As police instructors and coaches, do we deliver the training necessary to prepare cops for every battle they may face? Are we creating a culture of training that will last a lifetime? How do we ensure that the training we provide is timeless?
Does the traditional style of delivery ensure that the intended product of our training – officers with improved human performance – can problem solve effectively in any given situation?
These are questions I often ask in the Instructional Leadership classes we teach, and I pose them to you here as I ask you to consider implementing Problem-Based Learning (PBL) in policing.
A teaching style with two goals
Two leading experts in the field – Gerard Cleveland and Greg Saville – characterize PBL as a “different teaching style that has two goals.” The first goal is to increase the odds that a skill will be retained – the second goal is to transfer knowledge.
In traditional content-driven training, trainees acquire information from instructors – trainees learn mounds of instructor-provided information in a short time. If the instructors don’t provide the information, trainees will lack that knowledge.
In contrast, in problem-based learning (PBL), trainees apply knowledge as they acquire it.
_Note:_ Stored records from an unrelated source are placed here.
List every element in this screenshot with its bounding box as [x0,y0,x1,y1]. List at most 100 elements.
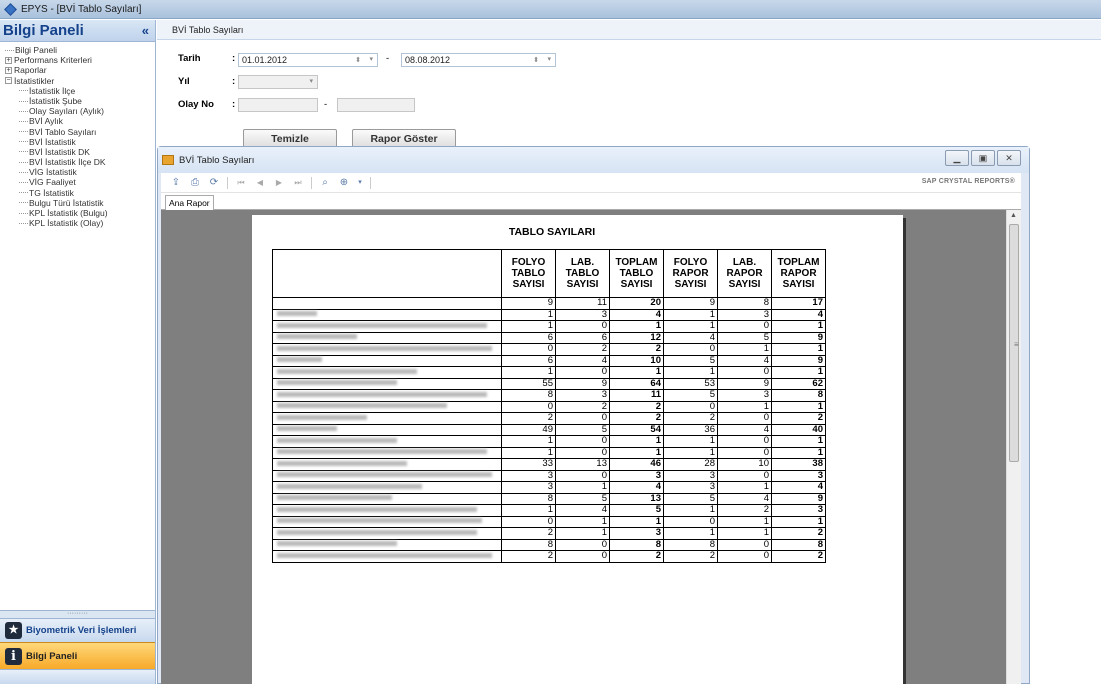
vertical-scrollbar[interactable]: ▲ ≡ [1006,210,1021,684]
table-cell: 8 [771,389,826,402]
table-cell: 2 [609,400,664,413]
table-row: 6 6 12 4 5 9 [272,331,826,344]
tree-item[interactable]: KPL İstatistik (Bulgu) [3,208,155,218]
scrollbar-thumb[interactable]: ≡ [1009,224,1019,462]
date-start-field[interactable]: 01.01.2012 ⬍ ▾ [238,53,378,67]
tree-item[interactable]: BVİ İstatistik İlçe DK [3,157,155,167]
olay-no-end-field[interactable] [337,98,415,112]
date-end-field[interactable]: 08.08.2012 ⬍ ▾ [401,53,556,67]
colon: : [232,53,236,64]
row-name-redacted [272,423,502,436]
tree-item[interactable]: BVİ Tablo Sayıları [3,127,155,137]
tree-item[interactable]: + Raporlar [3,65,155,75]
table-cell: 1 [663,435,718,448]
redacted-text [277,414,367,420]
tree-item[interactable]: VİG Faaliyet [3,177,155,187]
row-name-redacted [272,366,502,379]
table-cell: 6 [555,331,610,344]
tree-item-label: VİG Faaliyet [29,177,76,188]
row-name-redacted [272,377,502,390]
row-name-redacted [272,538,502,551]
table-row: 8 5 13 5 4 9 [272,492,826,505]
chevron-down-icon[interactable]: ▾ [369,54,373,66]
table-cell: 1 [717,400,772,413]
table-cell: 4 [717,354,772,367]
tree-item-label: BVİ İstatistik [29,136,76,147]
column-header: TOPLAM RAPOR SAYISI [771,249,826,298]
tree-line [19,212,28,214]
minimize-icon[interactable]: ▁ [945,150,969,166]
expand-icon[interactable]: + [5,56,12,64]
nav-biyometrik-veri[interactable]: Biyometrik Veri İşlemleri [0,618,155,642]
table-row: 55 9 64 53 9 62 [272,377,826,390]
table-cell: 3 [771,469,826,482]
zoom-dropdown-icon[interactable]: ▾ [356,177,364,189]
collapse-panel-icon[interactable]: « [142,23,149,38]
table-cell: 9 [663,297,718,310]
tab-ana-rapor[interactable]: Ana Rapor [165,195,214,211]
table-cell: 5 [555,492,610,505]
tree-item[interactable]: İstatistik İlçe [3,86,155,96]
tree-item[interactable]: + Performans Kriterleri [3,55,155,65]
zoom-icon[interactable]: ⊕ [337,177,351,189]
expand-icon[interactable]: + [5,66,12,74]
first-page-icon[interactable]: ⏮ [234,177,248,189]
table-cell: 1 [663,446,718,459]
maximize-icon[interactable]: ▣ [971,150,995,166]
tree-item[interactable]: Bilgi Paneli [3,45,155,55]
tree-item[interactable]: BVİ İstatistik [3,137,155,147]
table-cell: 1 [609,320,664,333]
tree-item[interactable]: − İstatistikler [3,76,155,86]
next-page-icon[interactable]: ▶ [272,177,286,189]
table-cell: 1 [771,343,826,356]
tree-line [19,171,28,173]
find-icon[interactable]: ⌕ [318,177,332,189]
olay-no-start-field[interactable] [238,98,318,112]
table-cell: 0 [555,435,610,448]
previous-page-icon[interactable]: ◀ [253,177,267,189]
table-cell: 2 [771,527,826,540]
table-cell: 17 [771,297,826,310]
table-cell: 0 [717,366,772,379]
table-cell: 33 [501,458,556,471]
chevron-down-icon[interactable]: ▾ [547,54,551,66]
collapse-icon[interactable]: − [5,77,12,85]
column-header: TOPLAM TABLO SAYISI [609,249,664,298]
spin-icon[interactable]: ⬍ [355,55,361,67]
report-window-title: BVİ Tablo Sayıları [179,154,255,166]
table-cell: 1 [771,320,826,333]
export-icon[interactable]: ⇪ [169,177,183,189]
print-icon[interactable]: ⎙ [188,177,202,189]
year-select[interactable]: ▾ [238,75,318,89]
olay-no-label: Olay No [178,99,214,110]
report-canvas[interactable]: TABLO SAYILARI FOLYO TABLO SAYISI LAB. TA… [161,210,1006,684]
spin-icon[interactable]: ⬍ [533,55,539,67]
table-cell: 1 [555,481,610,494]
last-page-icon[interactable]: ⏭ [291,177,305,189]
nav-bilgi-paneli[interactable]: Bilgi Paneli [0,642,155,669]
close-icon[interactable]: ✕ [997,150,1021,166]
tree-item[interactable]: Olay Sayıları (Aylık) [3,106,155,116]
tree-item[interactable]: TG İstatistik [3,188,155,198]
refresh-icon[interactable]: ⟳ [207,177,221,189]
scroll-up-icon[interactable]: ▲ [1010,212,1017,219]
tree-line [5,49,14,51]
chevron-down-icon[interactable]: ▾ [309,76,313,88]
table-cell: 1 [663,527,718,540]
tree-item[interactable]: KPL İstatistik (Olay) [3,218,155,228]
table-cell: 0 [555,366,610,379]
table-cell: 1 [609,515,664,528]
tree-item[interactable]: Bulgu Türü İstatistik [3,198,155,208]
tree-item[interactable]: BVİ Aylık [3,116,155,126]
tree-item[interactable]: BVİ İstatistik DK [3,147,155,157]
tree-item-label: Bulgu Türü İstatistik [29,197,104,208]
table-cell: 6 [501,354,556,367]
tree-item-label: Olay Sayıları (Aylık) [29,106,104,117]
table-cell: 4 [555,504,610,517]
redacted-text [277,334,357,340]
table-row: 022011 [272,343,826,356]
panel-splitter-grip[interactable]: ········· [0,610,155,618]
tree-item[interactable]: İstatistik Şube [3,96,155,106]
tree-item[interactable]: VİG İstatistik [3,167,155,177]
table-cell: 1 [771,435,826,448]
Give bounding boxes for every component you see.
PBL includes the opportunity to solve problems according to an individual’s learning style (visual, auditory, or kinesthetic) as well as their own multiple intelligences.
The seven most common intelligences – as defined by Howard Gardner – are linguistic, logical-mathematical, musical, intrapersonal, interpersonal, bodily-kinesthetic and spatial. Trainees who know their learning styles can compensate for weaknesses and capitalize on strengths, for themselves and for others.
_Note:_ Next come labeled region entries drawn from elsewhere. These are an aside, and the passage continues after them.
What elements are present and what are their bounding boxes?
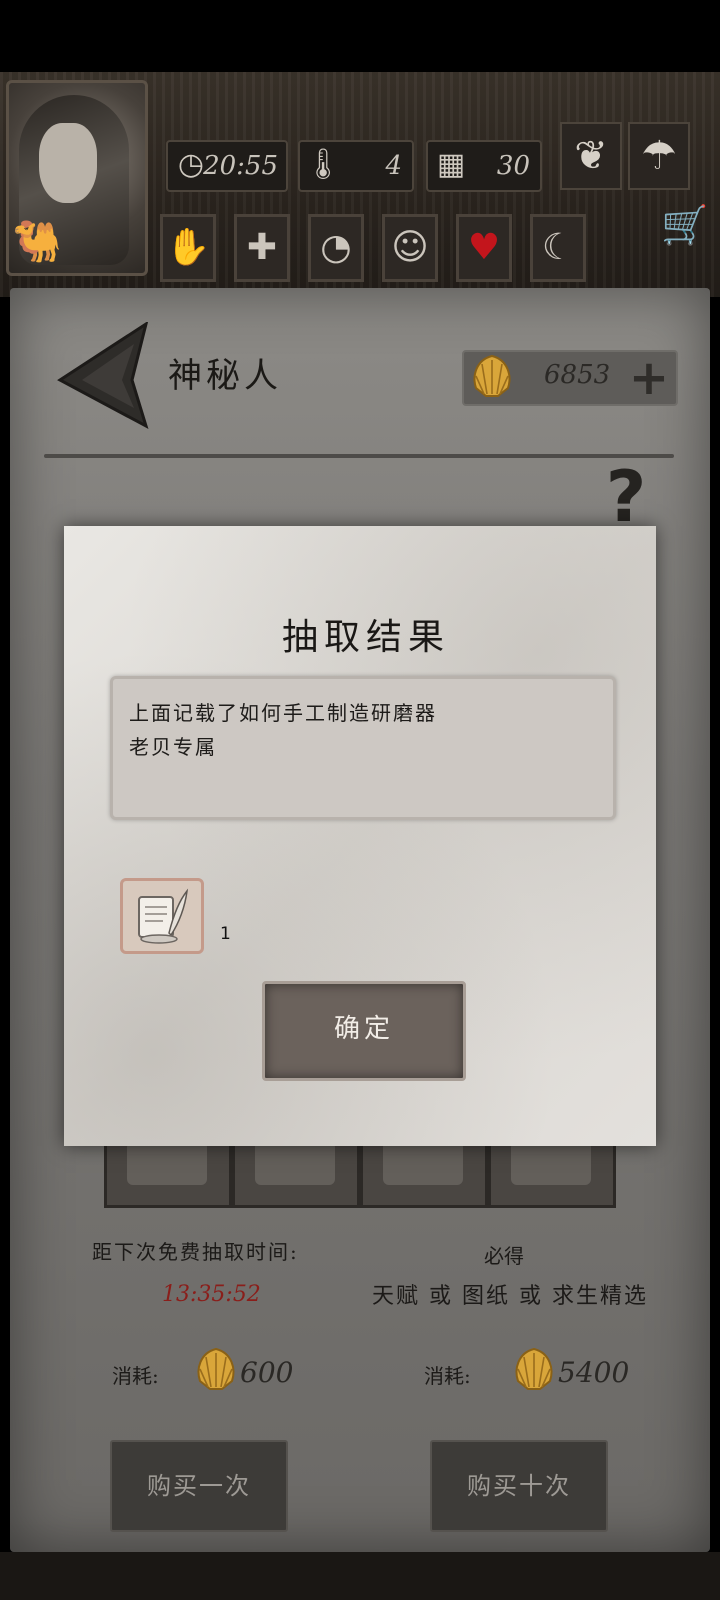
- buy-ten-button[interactable]: 购买十次: [430, 1440, 608, 1532]
- temperature-display: 🌡 4: [298, 140, 414, 192]
- buy-once-button[interactable]: 购买一次: [110, 1440, 288, 1532]
- bandaged-hand-icon[interactable]: ✋: [160, 214, 216, 282]
- free-draw-timer: 13:35:52: [162, 1282, 261, 1307]
- temperature-value: 4: [385, 151, 402, 181]
- confirm-button[interactable]: 确定: [262, 981, 466, 1081]
- result-description: 上面记载了如何手工制造研磨器: [129, 701, 437, 725]
- thermometer-icon: 🌡: [304, 147, 343, 182]
- add-coins-button[interactable]: +: [626, 352, 672, 404]
- coin-amount: 6853: [544, 360, 611, 390]
- stomach-icon[interactable]: ◔: [308, 214, 364, 282]
- guarantee-items: 天赋 或 图纸 或 求生精选: [372, 1284, 648, 1309]
- page-title: 神秘人: [168, 356, 282, 396]
- card-art: [255, 1141, 335, 1185]
- day-value: 30: [496, 151, 530, 181]
- rain-cloud-icon[interactable]: ☂: [628, 122, 690, 190]
- ten-cost-value: 5400: [558, 1356, 630, 1389]
- time-display: ◷ 20:55: [166, 140, 288, 192]
- result-text-box: 上面记载了如何手工制造研磨器 老贝专属: [110, 676, 616, 820]
- single-cost-value: 600: [240, 1356, 294, 1389]
- head-icon[interactable]: ☺: [382, 214, 438, 282]
- blueprint-scroll-icon: [138, 888, 189, 944]
- reward-item-slot[interactable]: [120, 878, 204, 954]
- day-display: ▦ 30: [426, 140, 542, 192]
- heart-icon[interactable]: ♥: [456, 214, 512, 282]
- cannabis-leaf-icon[interactable]: ❦: [560, 122, 622, 190]
- result-owner: 老贝专属: [129, 735, 217, 759]
- medical-cross-icon[interactable]: ✚: [234, 214, 290, 282]
- shell-coin-icon: [515, 1347, 553, 1390]
- portrait-face: [39, 123, 97, 203]
- back-arrow-icon[interactable]: [56, 322, 152, 430]
- moon-star-icon[interactable]: ☾: [530, 214, 586, 282]
- time-value: 20:55: [203, 151, 278, 181]
- header-divider: [44, 454, 674, 458]
- coin-balance: 6853 +: [462, 350, 678, 406]
- reward-item-count: 1: [220, 924, 231, 944]
- status-bar: [0, 0, 720, 72]
- camel-icon: 🐫: [12, 219, 62, 265]
- guarantee-label: 必得: [484, 1244, 524, 1268]
- card-art: [511, 1141, 591, 1185]
- single-cost-label: 消耗:: [112, 1364, 159, 1388]
- shell-coin-icon: [197, 1347, 235, 1390]
- card-art: [383, 1141, 463, 1185]
- shopping-cart-icon[interactable]: 🛒: [660, 200, 710, 250]
- ten-cost-label: 消耗:: [424, 1364, 471, 1388]
- help-button[interactable]: ?: [594, 462, 658, 532]
- dialog-title: 抽取结果: [282, 617, 451, 658]
- bottom-strip: [0, 1552, 720, 1600]
- free-draw-label: 距下次免费抽取时间:: [92, 1240, 299, 1264]
- card-art: [127, 1141, 207, 1185]
- calendar-icon: ▦: [436, 147, 466, 182]
- shell-coin-icon: [473, 354, 511, 397]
PBL also develops critical thinking skills. Trainees must employ a process – PBL stages – to work through a problem. This process can be used to address any problem. PBL emphasizes skill development in multiple intelligence, emotional intelligence, and conflict resolution – all of which are necessary for any career.
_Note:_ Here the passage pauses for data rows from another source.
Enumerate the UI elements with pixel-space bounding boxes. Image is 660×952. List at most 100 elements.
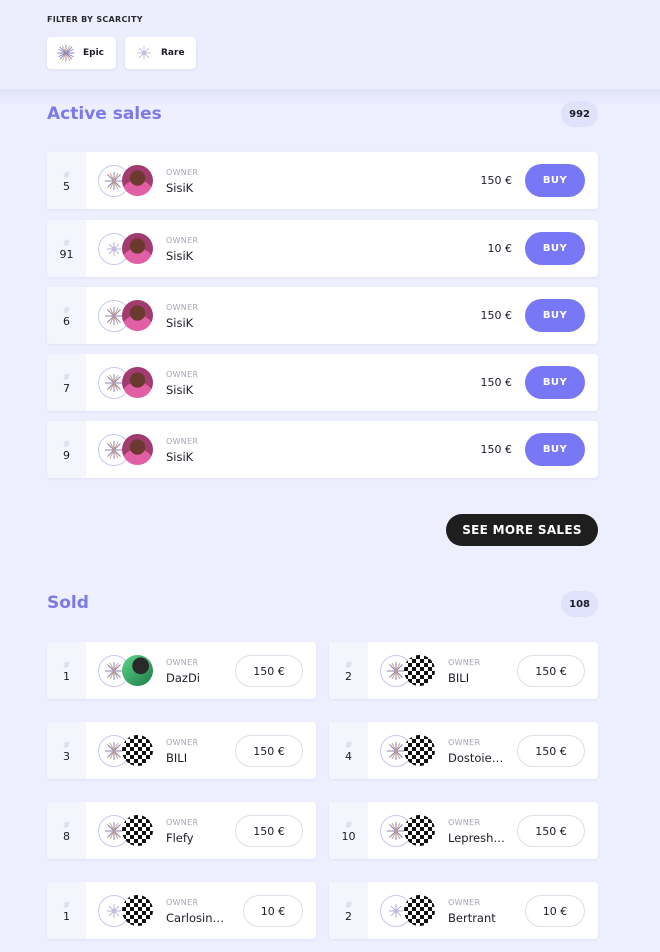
owner-label: OWNER — [448, 898, 481, 907]
sale-price: 150 € — [480, 376, 513, 389]
row-number-cell: # 1 — [47, 642, 86, 699]
owner-label: OWNER — [166, 738, 199, 747]
owner-name[interactable]: BILI — [448, 671, 469, 685]
row-number-cell: # 9 — [47, 421, 86, 478]
sold-card[interactable]: # 1 OWNER Carlosinn… 10 € — [47, 882, 316, 939]
row-number-cell: # 3 — [47, 722, 86, 779]
owner-label: OWNER — [166, 437, 199, 446]
epic-star-icon — [105, 374, 123, 392]
owner-name[interactable]: BILI — [166, 751, 187, 765]
rare-star-icon — [107, 904, 121, 918]
owner-avatar[interactable] — [122, 434, 153, 465]
sold-card[interactable]: # 10 OWNER Lepresh… 150 € — [329, 802, 598, 859]
rare-star-icon — [137, 46, 151, 60]
sold-card[interactable]: # 8 OWNER Flefy 150 € — [47, 802, 316, 859]
row-number-cell: # 10 — [329, 802, 368, 859]
buy-button[interactable]: BUY — [525, 299, 585, 332]
sold-price: 150 € — [517, 815, 585, 847]
epic-star-icon — [105, 307, 123, 325]
epic-star-icon — [387, 822, 405, 840]
row-number-cell: # 6 — [47, 287, 86, 344]
owner-avatar[interactable] — [122, 165, 153, 196]
sold-card[interactable]: # 2 OWNER Bertrant 10 € — [329, 882, 598, 939]
epic-star-icon — [387, 742, 405, 760]
row-number-cell: # 8 — [47, 802, 86, 859]
see-more-sales-button[interactable]: SEE MORE SALES — [446, 514, 598, 546]
filter-chip-epic[interactable]: Epic — [47, 37, 116, 69]
owner-avatar[interactable] — [122, 655, 153, 686]
owner-name[interactable]: Bertrant — [448, 911, 496, 925]
owner-name[interactable]: DazDi — [166, 671, 200, 685]
rare-star-icon — [389, 904, 403, 918]
owner-name[interactable]: Lepresh… — [448, 831, 505, 845]
sold-card[interactable]: # 4 OWNER Dostoie… 150 € — [329, 722, 598, 779]
card-number: 4 — [345, 750, 352, 763]
sold-price: 150 € — [517, 655, 585, 687]
owner-avatar[interactable] — [404, 815, 435, 846]
row-number-cell: # 5 — [47, 152, 86, 209]
sale-row[interactable]: # 7 OWNER SisiK 150 € BUY — [47, 354, 598, 411]
owner-name[interactable]: SisiK — [166, 383, 193, 397]
epic-star-icon — [105, 822, 123, 840]
sold-card[interactable]: # 1 OWNER DazDi 150 € — [47, 642, 316, 699]
owner-avatar[interactable] — [122, 300, 153, 331]
owner-name[interactable]: SisiK — [166, 316, 193, 330]
sale-price: 150 € — [480, 174, 513, 187]
sold-price: 150 € — [517, 735, 585, 767]
sale-row[interactable]: # 5 OWNER SisiK 150 € BUY — [47, 152, 598, 209]
epic-star-icon — [105, 742, 123, 760]
owner-avatar[interactable] — [122, 815, 153, 846]
buy-button[interactable]: BUY — [525, 366, 585, 399]
card-number: 10 — [341, 830, 356, 843]
buy-button[interactable]: BUY — [525, 232, 585, 265]
owner-label: OWNER — [166, 236, 199, 245]
owner-avatar[interactable] — [122, 233, 153, 264]
sale-row[interactable]: # 9 OWNER SisiK 150 € BUY — [47, 421, 598, 478]
owner-avatar[interactable] — [122, 367, 153, 398]
owner-avatar[interactable] — [404, 655, 435, 686]
card-number: 7 — [63, 382, 70, 395]
owner-name[interactable]: SisiK — [166, 249, 193, 263]
owner-label: OWNER — [448, 658, 481, 667]
owner-name[interactable]: SisiK — [166, 450, 193, 464]
row-number-cell: # 91 — [47, 220, 86, 277]
sale-price: 150 € — [480, 443, 513, 456]
owner-avatar[interactable] — [122, 895, 153, 926]
epic-star-icon — [387, 662, 405, 680]
row-number-cell: # 7 — [47, 354, 86, 411]
card-number: 1 — [63, 910, 70, 923]
card-number: 2 — [345, 910, 352, 923]
sale-price: 10 € — [487, 242, 513, 255]
owner-name[interactable]: Carlosinn… — [166, 911, 226, 925]
owner-label: OWNER — [166, 303, 199, 312]
card-number: 9 — [63, 449, 70, 462]
epic-star-icon — [57, 44, 75, 62]
epic-star-icon — [105, 662, 123, 680]
owner-name[interactable]: Flefy — [166, 831, 194, 845]
sold-card[interactable]: # 2 OWNER BILI 150 € — [329, 642, 598, 699]
owner-label: OWNER — [166, 818, 199, 827]
filter-chip-rare[interactable]: Rare — [125, 37, 196, 69]
owner-name[interactable]: Dostoie… — [448, 751, 503, 765]
sale-price: 150 € — [480, 309, 513, 322]
owner-name[interactable]: SisiK — [166, 181, 193, 195]
owner-avatar[interactable] — [122, 735, 153, 766]
epic-star-icon — [105, 172, 123, 190]
owner-label: OWNER — [166, 658, 199, 667]
filter-chip-rare-label: Rare — [161, 48, 185, 58]
buy-button[interactable]: BUY — [525, 433, 585, 466]
sale-row[interactable]: # 6 OWNER SisiK 150 € BUY — [47, 287, 598, 344]
card-number: 2 — [345, 670, 352, 683]
epic-star-icon — [105, 441, 123, 459]
buy-button[interactable]: BUY — [525, 164, 585, 197]
owner-avatar[interactable] — [404, 735, 435, 766]
sold-price: 150 € — [235, 735, 303, 767]
sold-card[interactable]: # 3 OWNER BILI 150 € — [47, 722, 316, 779]
sale-row[interactable]: # 91 OWNER SisiK 10 € BUY — [47, 220, 598, 277]
sold-price: 150 € — [235, 815, 303, 847]
owner-avatar[interactable] — [404, 895, 435, 926]
card-number: 8 — [63, 830, 70, 843]
card-number: 1 — [63, 670, 70, 683]
card-number: 91 — [59, 248, 74, 261]
sold-price: 150 € — [235, 655, 303, 687]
Using Problem-Based Learning
Problem-based learning offers a return to traditional training and education and moves away from lecturing, which has produced dangerously passive learners who will not progress to higher-order thinking skills unless trainers change their ways.
PBL employs many learning techniques, particularly the use of problems that mimic real-life situations. These problems are not easily solved and have many possible answers.
For example, a class of recruits may deal with a traffic stop that involves uncooperative occupants, drugs and an unsafe environment. Because every call may require a different response, PBL problems require learners to consider a variety of solutions.
Because the problems are not easily solved, they challenge the student and promote critical thinking skills. Because students work in collaborative groups and follow a five-step process, they develop organizational skills. The students will need these primary skills – critical thinking, organization, collaboration – throughout their careers.
PBL’s five sequential steps
Step 1: Ideas. Create a cohort group from the class members (if in an academy setting) and generate a list of ideas about how the problem may be solved. If on the street, use community members, other members of the department, and government and social agencies to act as resources. The training officer should act as a facilitator.
Step 2: Known facts. Discuss and record all known facts related to the problem. This helps clarify the issues.
Step 3. Learning issues. Generate a refined second list of learning issues so the trainee is essentially answering the question, “What do I need to know to solve this problem?”
Once this list is created, the learners find appropriate resources, some of which are provided by the facilitators, and learn the material they have listed. How they learn it is up to the group and the individual learner.
Facilitators guide and support the group during this phase and suggest ideas that the group may have overlooked. The members then review all the material they have just collected and revisit their original ideas. The group decides whether they have any more known facts or further learning issues to deal with concerning the problem. If not, they move on to the next stage.
Step 4. Action plan. The group determines how to respond to the original problem using the material members learned during Step 3.
In effect, they apply their own current research to a contemporary problem and develop an action plan.
Step 5: Evaluation. The group has a rubric – or evaluation – to use to stay on task and achieve their objectives. Evaluation is ongoing, with input from peers as well as the facilitators.
Self-evaluation plays a large role in the entire learning experience. Instructors should remember that good teaching starts with evaluation. Too many instructors give the test – or evaluation – only at the end. By offering the evaluation (rubric) at the beginning, instructors give their learners a roadmap to success.
So, what’s the problem with implementing PBL in LE?
Some people are simply resistant to change. This is especially true when they do not fully understand the program, system, or group and when they themselves were not consulted about the decision to change. Police officers and administrators have developed a keen skillset of suspicion and are oftentimes untrusting of things they do not fully understand.
Though some do not like change, everyone likes improvements. If an agency fails to see a need for improvement in its organizational performance (people, processes and environment) then it simply cannot be reached and will live and die with the status quo.
Further, PBL does not adequately serve the needs of the egocentric instructor – using a participant-centered approach is extremely challenging.
These are just a few of the challenges that we as a culture have to overcome in order to move forward. The pondering thoughts remain. Are we keeping up with the demands of the learners? Does it matter to us as instructors? If there were a more effective way, would it not be worth at least an exploration?